When you compare three or more survival curves at once, you get a single P value. This P value is used to test the null hypothesis that all of the subjects in each of the different groups were sampled from a single population with a single survival profile, and that any differences in the survival of each of the groups was due to random sampling. However, instead of looking at the null hypothesis that all of the groups were sampled from a single population, you may be interested in comparing two specific groups at a time.
This can be done manually by copying the data for each group into a new Survival data table (or duplicating the existing table and adjusting which groups should be included in the analysis).
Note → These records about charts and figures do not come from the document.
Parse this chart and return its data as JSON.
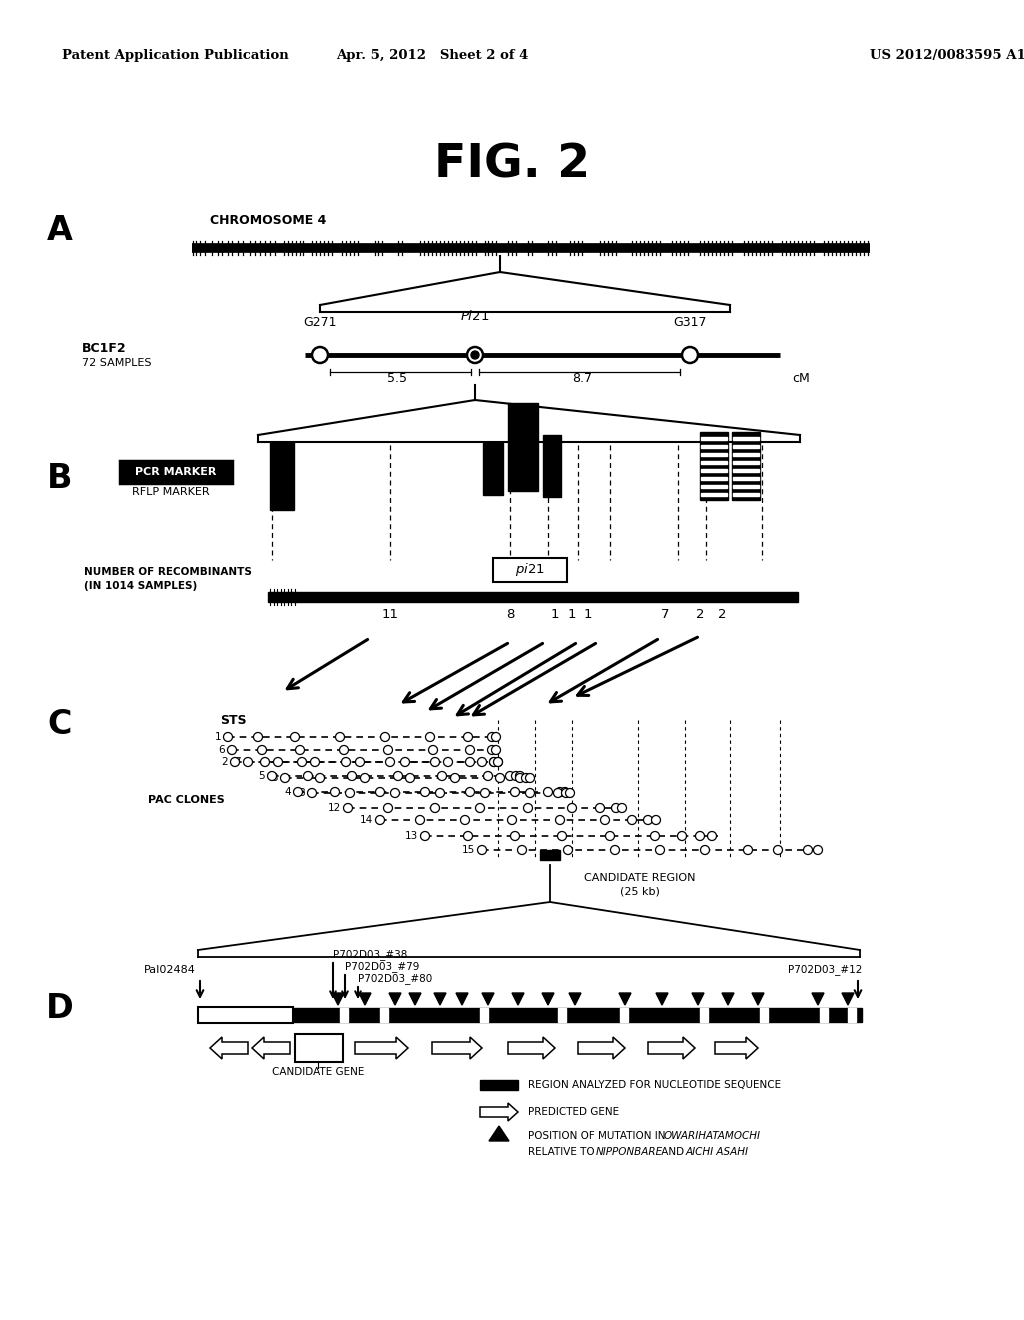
{
  "header_left": "Patent Application Publication",
  "header_mid": "Apr. 5, 2012   Sheet 2 of 4",
  "header_right": "US 2012/0083595 A1",
  "fig_title": "FIG. 2",
  "bg": "#ffffff",
  "fg": "#000000"
}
However, if you don’t adjust for multiple comparisons after doing this, it is easy to obtain P values that fool you into believing that the null hypothesis that these groups were sampled from a single population can be rejected. If you perform many pairwise comparisons, the chances are high that one or more pair of groups will generate a P value below the specified threshold (and thus suggesting a rejection of the null hypothesis) purely by chance. To protect yourself from making this mistake, you should correct for multiple comparisons.
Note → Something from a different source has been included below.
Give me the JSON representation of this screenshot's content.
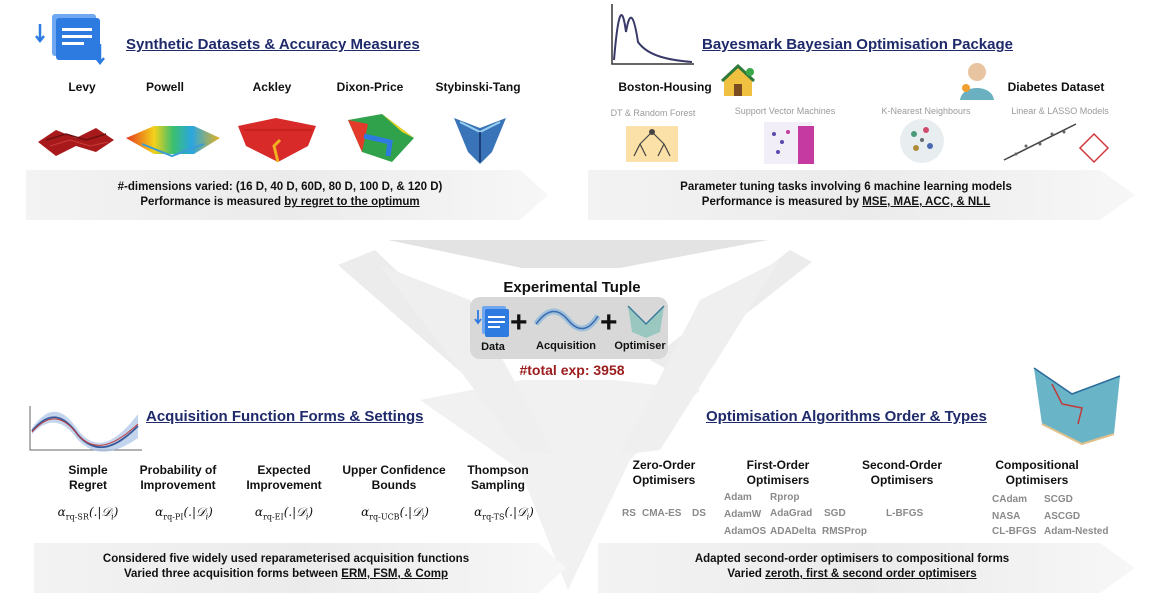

Multiple comparisons tests after ANOVA are complicated because they not only use a stricter threshold for significance, but also include data from all groups when computing variance (scatter), and use this value with every comparison. By quantifying scatter from all groups - not just the two you are comparing - you gain some degrees of freedom and subsequently some additional power.
Multiple comparisons tests for comparing survival curves are simpler. You simply have to adjust the threshold for determining when a P value is “small enough” to reject the null hypothesis, and don’t need to take into account any information about the groups not included in the comparison (as this information would not be helpful).
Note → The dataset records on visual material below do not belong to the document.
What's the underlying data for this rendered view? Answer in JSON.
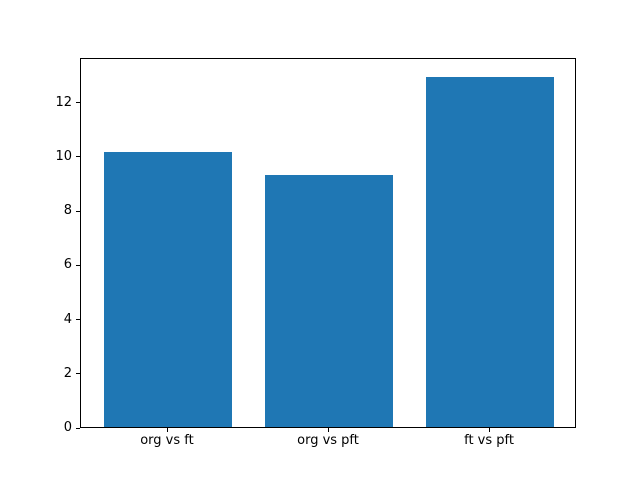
{
  "figure": {
    "background": "#ffffff",
    "text_color": "#000000",
    "spine_color": "#000000"
  },
  "chart_data": {
    "type": "bar",
    "title": "",
    "xlabel": "",
    "ylabel": "",
    "categories": [
      "org vs ft",
      "org vs pft",
      "ft vs pft"
    ],
    "values": [
      10.2,
      9.35,
      13.0
    ],
    "bar_color": "#1f77b4",
    "bar_width": 0.8,
    "yticks": [
      0,
      2,
      4,
      6,
      8,
      10,
      12
    ],
    "ylim": [
      0,
      13.65
    ],
    "xlim": [
      -0.54,
      2.54
    ],
    "grid": false,
    "legend_position": "none"
  }
}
For each pair of groups you would like to compare, follow these steps:
1.Start from the results sheet that compares all groups
2.Right-click the analysis sheet in the Navigator or click the “New” button in the Sheet section of the toolbar, and select “Duplicate current sheet”
3.The Analyze dialog will appear. On the right side of this dialog, select the two groups you wish to compare and make sure that all other groups are unselected. Click OK
4.The survival analysis parameters dialog will appear. Click OK without changing any settings
5.Note the P value (from the logrank or Gehan-Breslow-Wilcoxon tests), but do not make an attempt to interpret this P value until you correct for multiple comparisons (explained in the next section)
6.Repeat the steps above for each set of pairwise comparisons you would like to make. Alternatively, open the “Change” menu and select “Data analyzed…”. The Analyze Data dialog will appear and you can specify a different set of groups to be compared
When you are comparing multiple pairs of groups at once, you can’t directly interpret the individual P values in the usual way. Instead, you must adjust the threshold against which the P values are being compared to determine if the null hypothesis can be rejected.
The simplest approach to make this adjustment is to use the Bonferroni method. Note that this is something you’ll do manually by performing several separate survival analyses. It does not involve performing ANOVA.
1.Define the alpha threshold (“significance level”) that you want to apply to the entire family of comparisons. This is conventionally set to 0.05
2.Count the number of comparisons you are making, and call this value K (see the next section which discusses some ambiguities)
3.Compute the Bonferroni-corrected α value that will be used for each individual comparison. This equals the family-wise alpha level (defined in step 1, typically 0.05) divided by K
4.If a P value is less than this Bonferroni-corrected threshold, then the null hypothesis (survival profiles of these two groups are the same) can be rejected. Another way to state this is that the comparison is “statistically significant” using the family-wise significance level of 5%
You must be honest about the number of comparisons that you are making when performing pairwise comparisons of survival data. Assume there are four treatment groups (including a control). After looking at the data, you go back and compare the group with the longest survival with the group with the shortest survival. It is not fair to say that you are only making one comparison since you couldn’t know which comparison to make without first looking at the data. With four groups, there are six possible pairwise comparisons you could make. By first looking at the data to select this one comparison, you have implicitly made all six of these comparisons and should define K as 6 in step 3 above.
If you were only interested in comparing each of the three treatment groups to the control, but weren’t interested in comparing the treatments to each other, then you would only be making three comparisons and the value of K should be set to 3.